Assim esplendidamente ataviada, Feirefiz, o angevino, a conduziu para o centro do

palácio, onde três lareiras monumentais eram alimentadas por achas do aromático

pau aloé. Agora havia quarenta tapetes e assentos a mais que na ocasião em que

Parsifal vira o Graal pela primeira vez. Os assentos, ladeando o do castelão,

destinados a Feirefiz e Anfortas, eram especialmente preciosos. Uma vez mais cada

servidor do Graal havia recebido determinado encargo que no momento da exibição

do Graal devia cumprir com zelo e dedicação.

Vós já tivestes uma minuciosa descrição do cerimonial que devia ser

cumprido a partir do momento em que o Graal fosse introduzido no recinto.

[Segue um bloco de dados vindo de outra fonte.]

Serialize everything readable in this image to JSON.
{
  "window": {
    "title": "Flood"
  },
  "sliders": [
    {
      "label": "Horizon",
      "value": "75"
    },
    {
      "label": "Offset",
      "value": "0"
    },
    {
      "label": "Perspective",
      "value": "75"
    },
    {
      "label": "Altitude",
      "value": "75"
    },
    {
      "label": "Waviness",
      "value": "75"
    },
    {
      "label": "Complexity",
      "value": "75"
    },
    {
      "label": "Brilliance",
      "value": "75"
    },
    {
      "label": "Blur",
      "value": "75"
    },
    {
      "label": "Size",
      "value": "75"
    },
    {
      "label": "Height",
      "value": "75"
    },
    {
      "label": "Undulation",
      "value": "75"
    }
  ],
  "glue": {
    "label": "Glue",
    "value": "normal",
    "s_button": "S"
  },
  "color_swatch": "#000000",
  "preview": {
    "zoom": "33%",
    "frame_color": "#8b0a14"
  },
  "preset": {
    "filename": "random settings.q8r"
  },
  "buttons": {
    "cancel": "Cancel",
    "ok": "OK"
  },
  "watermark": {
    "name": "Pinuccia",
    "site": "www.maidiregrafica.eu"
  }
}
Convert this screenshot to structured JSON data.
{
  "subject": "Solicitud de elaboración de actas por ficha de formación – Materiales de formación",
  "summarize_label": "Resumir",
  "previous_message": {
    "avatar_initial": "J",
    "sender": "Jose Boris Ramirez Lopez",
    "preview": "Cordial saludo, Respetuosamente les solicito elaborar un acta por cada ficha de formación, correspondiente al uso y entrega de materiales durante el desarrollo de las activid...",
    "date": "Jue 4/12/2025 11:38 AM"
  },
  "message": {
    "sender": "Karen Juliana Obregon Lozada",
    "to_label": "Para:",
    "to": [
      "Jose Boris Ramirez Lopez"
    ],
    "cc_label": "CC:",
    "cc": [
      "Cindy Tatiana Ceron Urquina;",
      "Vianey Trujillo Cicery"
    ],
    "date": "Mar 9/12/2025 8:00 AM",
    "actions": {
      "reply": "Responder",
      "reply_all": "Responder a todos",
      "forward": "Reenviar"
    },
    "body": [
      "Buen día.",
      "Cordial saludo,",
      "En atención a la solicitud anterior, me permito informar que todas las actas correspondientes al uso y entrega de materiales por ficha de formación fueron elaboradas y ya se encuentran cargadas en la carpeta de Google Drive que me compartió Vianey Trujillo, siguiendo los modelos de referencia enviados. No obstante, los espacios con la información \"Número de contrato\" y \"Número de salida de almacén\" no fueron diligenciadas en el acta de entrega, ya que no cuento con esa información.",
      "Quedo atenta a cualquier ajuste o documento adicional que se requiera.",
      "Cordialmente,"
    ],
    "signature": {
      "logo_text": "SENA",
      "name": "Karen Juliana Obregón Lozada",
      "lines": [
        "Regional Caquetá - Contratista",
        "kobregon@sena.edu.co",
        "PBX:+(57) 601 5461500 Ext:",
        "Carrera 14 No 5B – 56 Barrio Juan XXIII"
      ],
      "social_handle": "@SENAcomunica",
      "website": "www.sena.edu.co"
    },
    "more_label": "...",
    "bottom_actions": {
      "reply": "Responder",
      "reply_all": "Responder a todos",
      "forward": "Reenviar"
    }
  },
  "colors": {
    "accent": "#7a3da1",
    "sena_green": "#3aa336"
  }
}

Naquela

vez fora exibido diante de Anfortas, agora era exposto diante do filho de Gahmuret e

da filha de Tampenteire. As 25 virgens ingressaram sucessivamente no salão. A

primeira a entrar no esplendor de seus louros cabelos parecia belíssima aos olhos

do gentio mas a seguinte se lhe afigurava ainda mais bela no seu deslumbrante

vestido. Todas essas jovens graciosas e atraentes eram uma festa para os olhos.

Por fim apareceu Repanse de Schoye, a mais deslumbrante dessa constelação de

virgens. Conforme me foi dito o Graal consentia em ser carregado unicamente por

ela. Seu coração era dotado de imaculada pureza e sua face irradiava esplendor

peculiar.

592
Será necessário fazer uma descrição sobre a seqüência em que os

convidados eram servidos? Devo eu reproduzir a cena dos camareiros apresentando

bacias para as abluções; relatar como as mesas em número bem superior ao da

primeira vez eram instalados; expor como tudo sucedeu consoante exigiam o

costume e o bom tom; precisar quantos carrinhos trazendo os cálices de ouro eram

introduzidos? Se ademais tivesse que descrever os assentos em que os cavaleiros

se achavam instalados, acabaria contando uma longa história. Por isso prefiro

resumir tudo em poucas palavras. Respeitosamente recebeu-se do Graal assados

de carne de caça e de animais de criação; cerveja para esse, vinho para aquele -

tudo consoante o desejo de cada um. Além disso recebeu-se do Graal vinho de

amora, vinho tinto e vinho aromático. Ao se iniciar na vida da corte o filho de

Gahmuret conhecera/em Pelra-peire um estado de coisas bastante diferente.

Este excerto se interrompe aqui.